Keputusan Benzema untuk meninggalkan Al Ittihad didasari oleh berakhirnya kontraknya yang tersisa enam bulan lagi. Menurut laporan, pemain yang pernah meraih Ballon dOr ini menolak proposal perpanjangan kontrak yang diajukan oleh Al Ittihad, menilai skema yang ditawarkan tidak menarik bagi eks pemain Real Madrid tersebut. Informasi yang beredar mengindikasikan bahwa skema kontrak yang dikelola oleh Liga Pro Saudi untuk pemain-pemain bintang di klub-klub yang berada di bawah pengelolaan PIF cenderung mengharuskan pemain seperti Benzema bermain dengan kompensasi yang minim atau tanpa imbalan finansial langsung dari struktur gaji standar.
Sebagai kompensasi atas ketidakpuasan tersebut, Dana Investasi Publik (PIF) memfasilitasi kepindahan sang peraih Ballon dOr 2023 menuju Al Hilal, yang merupakan rival langsung Al Ittihad. Langkah transfer ini dilaporkan memicu reaksi negatif dari Cristiano Ronaldo. Kapten tim nasional Portugal tersebut disebut menolak untuk tampil bersama Al Nassr sebagai bentuk protes. Ronaldo berargumen bahwa Dana Investasi Publik (PIF) dinilai tidak memberikan tingkat investasi yang sepadan bagi Al Nassr, sementara investasi tampak lebih diarahkan untuk memperkuat rival seperti Al Ittihad, dan kini Al Hilal.
Meskipun diminati oleh beberapa klub Eropa, Karim Benzema memilih untuk tetap berkarier di Arab Saudi. Keputusan ini dipengaruhi oleh adanya kontrak terkait hak citra yang ia miliki di negara tersebut yang berlaku hingga tahun 2030. Sementara itu, posisi yang ditinggalkan Benzema di Al Ittihad dikabarkan akan diisi oleh Youssef En-Nesyri, penyerang tim nasional Maroko yang saat ini bermain untuk Fenerbahce. Selain itu, gelandang yang juga mantan pemain Chelsea, NGolo Kante (34 tahun), juga disebut-sebut akan meninggalkan Al Ittihad untuk bergabung dengan klub Turki tersebut.
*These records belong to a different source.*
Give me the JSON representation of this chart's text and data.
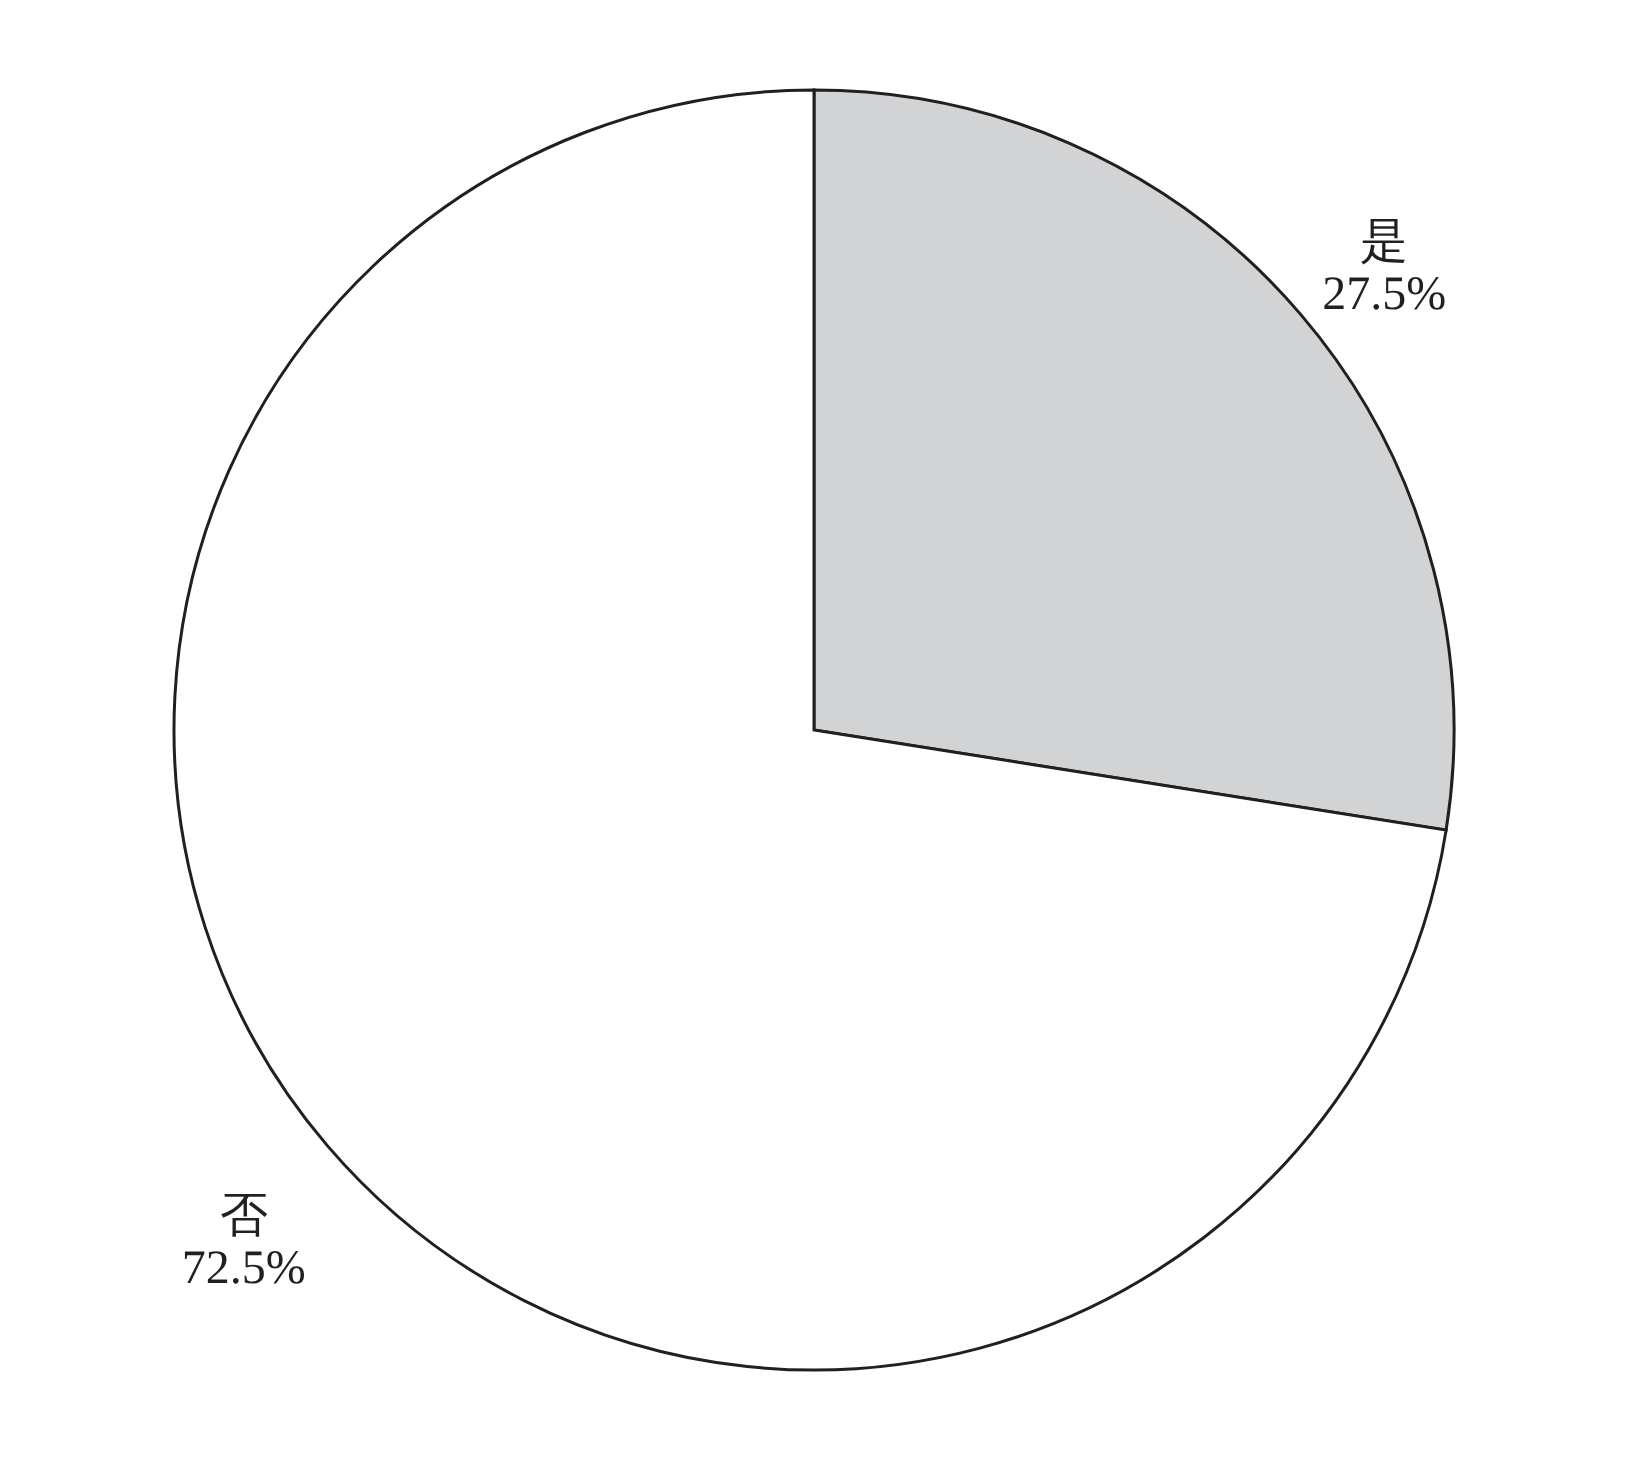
{
  "chart_data": {
    "type": "pie",
    "categories": [
      "是",
      "否"
    ],
    "values": [
      27.5,
      72.5
    ],
    "colors": [
      "#d1d3d4",
      "#ffffff"
    ],
    "value_labels": [
      "27.5%",
      "72.5%"
    ]
  }
}
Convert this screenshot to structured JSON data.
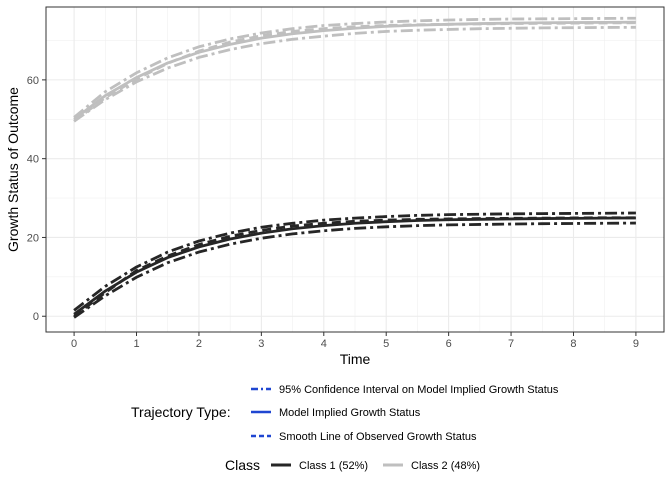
{
  "chart_data": {
    "type": "line",
    "title": "",
    "xlabel": "Time",
    "ylabel": "Growth Status of Outcome",
    "xlim": [
      -0.45,
      9.45
    ],
    "ylim": [
      -4,
      78.5
    ],
    "xticks": [
      0,
      1,
      2,
      3,
      4,
      5,
      6,
      7,
      8,
      9
    ],
    "yticks": [
      0,
      20,
      40,
      60
    ],
    "grid": true,
    "legend_position": "bottom",
    "trajectory_legend": {
      "title": "Trajectory Type:",
      "items": [
        {
          "label": "95% Confidence Interval on Model Implied Growth Status",
          "line_style": "dotdash"
        },
        {
          "label": "Model Implied Growth Status",
          "line_style": "solid"
        },
        {
          "label": "Smooth Line of Observed Growth Status",
          "line_style": "dashed"
        }
      ],
      "key_color": "#1f46d1"
    },
    "class_legend": {
      "title": "Class",
      "items": [
        {
          "label": "Class 1 (52%)",
          "color": "#262626"
        },
        {
          "label": "Class 2 (48%)",
          "color": "#bfbfbf"
        }
      ]
    },
    "x": [
      0,
      0.5,
      1,
      1.5,
      2,
      2.5,
      3,
      3.5,
      4,
      4.5,
      5,
      5.5,
      6,
      6.5,
      7,
      7.5,
      8,
      8.5,
      9
    ],
    "series": [
      {
        "class": "Class 1 (52%)",
        "type": "Model Implied Growth Status",
        "color": "#262626",
        "style": "solid",
        "values": [
          0.5,
          6.4,
          11.2,
          14.9,
          17.6,
          19.6,
          21.1,
          22.2,
          23.0,
          23.6,
          24.0,
          24.3,
          24.5,
          24.6,
          24.7,
          24.8,
          24.85,
          24.9,
          24.95
        ]
      },
      {
        "class": "Class 1 (52%)",
        "type": "95% Confidence Interval on Model Implied Growth Status",
        "color": "#262626",
        "style": "dotdash",
        "values": [
          1.5,
          7.6,
          12.5,
          16.3,
          19.1,
          21.1,
          22.6,
          23.6,
          24.4,
          24.9,
          25.3,
          25.6,
          25.8,
          25.9,
          26.0,
          26.05,
          26.1,
          26.15,
          26.2
        ]
      },
      {
        "class": "Class 1 (52%)",
        "type": "95% Confidence Interval on Model Implied Growth Status",
        "color": "#262626",
        "style": "dotdash",
        "values": [
          -0.3,
          5.2,
          9.9,
          13.6,
          16.3,
          18.3,
          19.8,
          20.9,
          21.7,
          22.3,
          22.7,
          23.0,
          23.2,
          23.3,
          23.4,
          23.5,
          23.55,
          23.6,
          23.65
        ]
      },
      {
        "class": "Class 1 (52%)",
        "type": "Smooth Line of Observed Growth Status",
        "color": "#262626",
        "style": "dashed",
        "values": [
          0.0,
          6.0,
          11.6,
          15.3,
          18.2,
          20.3,
          21.8,
          22.9,
          23.6,
          24.1,
          24.4,
          24.6,
          24.7,
          24.8,
          24.85,
          24.9,
          24.95,
          25.0,
          25.0
        ]
      },
      {
        "class": "Class 2 (48%)",
        "type": "Model Implied Growth Status",
        "color": "#bfbfbf",
        "style": "solid",
        "values": [
          50.0,
          56.0,
          60.6,
          64.3,
          67.0,
          69.0,
          70.6,
          71.7,
          72.5,
          73.1,
          73.6,
          73.9,
          74.1,
          74.3,
          74.4,
          74.5,
          74.55,
          74.6,
          74.65
        ]
      },
      {
        "class": "Class 2 (48%)",
        "type": "95% Confidence Interval on Model Implied Growth Status",
        "color": "#bfbfbf",
        "style": "dotdash",
        "values": [
          50.5,
          57.0,
          61.8,
          65.6,
          68.4,
          70.4,
          71.9,
          73.0,
          73.8,
          74.3,
          74.7,
          75.0,
          75.2,
          75.35,
          75.45,
          75.5,
          75.55,
          75.6,
          75.65
        ]
      },
      {
        "class": "Class 2 (48%)",
        "type": "95% Confidence Interval on Model Implied Growth Status",
        "color": "#bfbfbf",
        "style": "dotdash",
        "values": [
          49.5,
          55.0,
          59.5,
          63.0,
          65.7,
          67.7,
          69.2,
          70.3,
          71.1,
          71.8,
          72.3,
          72.6,
          72.8,
          73.0,
          73.1,
          73.2,
          73.25,
          73.3,
          73.35
        ]
      },
      {
        "class": "Class 2 (48%)",
        "type": "Smooth Line of Observed Growth Status",
        "color": "#bfbfbf",
        "style": "dashed",
        "values": [
          49.5,
          55.5,
          60.2,
          64.2,
          67.3,
          69.6,
          71.2,
          72.3,
          73.0,
          73.5,
          73.8,
          74.0,
          74.1,
          74.2,
          74.3,
          74.35,
          74.4,
          74.45,
          74.5
        ]
      }
    ]
  }
}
Cristiano Ronaldo hingga saat ini belum berhasil meraih gelar liga domestik sejak ia memutuskan untuk berhijrah ke Arab Saudi pada tahun 2022. Kini, Ronaldo harus menghadapi kenyataan bahwa salah satu pesaing terbesarnya semakin menguat setelah mendatangkan Benzema, pemain yang memiliki rekam jejak impresif dengan lima kali menjuarai Liga Champions UEFA. Benzema sendiri sukses membawa Al Ittihad meraih gelar juara Liga Pro Saudi musim sebelumnya, serta menjuarai Piala Raja sebelum kepindahannya ke Al Hilal.
Al Hilal dikenal sebagai salah satu klub paling sukses dalam sejarah sepak bola Arab Saudi, mengoleksi total 21 gelar liga domestik. Klub tersebut juga tercatat meraih empat trofi Kejuaraan Asia (AFC Champions League). Kepindahan Benzema ke klub dengan sejarah prestasi mentereng ini diharapkan dapat menambah daya gedor tim dalam kompetisi domestik maupun regional, terutama setelah rival-rivalnya turut melakukan penguatan skuad di bursa transfer.